Area under plasma concentration-time curve from zero to infinity (AUC0-∞) 54.3295±22.3423ng.hr/ml and 51.3693±22.1563ng.hr/ml for test and reference products respectively (Figure 2-3). The results of loratadine pharmacokinetic parameters obtained was nearly in accordance with reported literature [19] which stated that Tmax for loratadine were found to be 1.5hr (range 0.5 to 4.5hr), Cmax 3.65± 2.82ng/ml, and reported literature [5] which stated that T1/2 ranges from 3 to 20 hours(Table 2).

figure 2
Figure 2: Sample chromatogram representing an MRM data of blank human plasma sample spiked with internal standard itraconazole.
figure 3
Figure 3: Sample chromatogram representing an MRM data of blank human plasma sample spiked with 0.05ng/ml loratadine and internal standard itraconazole.
table 2
Table 2: 90 % C.I for Loratadine oral disintergrated tablets Test and reference Products.
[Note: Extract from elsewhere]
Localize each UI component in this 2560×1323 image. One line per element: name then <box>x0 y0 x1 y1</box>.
Statistical analysis: The data obtained from measurments of plasma concentration was transformed prior to analysis using natural Ln tansformation. Pharmacokinetic parameters, e.g: Cmax, Tmax, AUC0-t, and AUC0-inf were analyzed using two way ANOVA procedure to rule out the possibility of a significant carryover effect. Also 90% confidence interval of 80.00% to 125.00% for AUC0-t, AUC0-inf and Cmax with respect to the parametric method on Ln-transformed data should be fulfilled. The results of 2 way ANOVA on Cmax, Tmax, AUC0-t, and AUC0-inf for loratadine showed that there was no significant difference between test and reference product (Table 3 and Table 4, Figure 4).

table 3
Table 3: Pharmacokinetic parameters of LORATADINE following administration of single oral dose of Loratadine 10mg Rapid Dissolve Tablets (Reference product) to 24 Volunteers.
table 4
Table 4: Pharmacokinetic parameters of LORATADINE following administration of single oral dose of Loratadine 10mg Oral Disintegrated Tablets (Test product) to 24 Volunteers.
figure 4
Figure 4: Sample chromatogram representing an MRM data of blank human plasma sample spiked with 2 ng/ml loratadine and internal standard itraconazole.

5. Conclusion

It can be concluded that the bioanalytical method developed for the determination of Loratadine in human plasma is valid, sensitive, specific, precise and accurate, and could be used for the determination of drug pharmacokinetic parameters. Besides, results of the bioequivalence study of loratadine oral disintegrated tablet (test product) compared to, versus the reference product are bioequivalent, since they deliver equivalent amounts of loratadine to the systemic circulation at the same rate.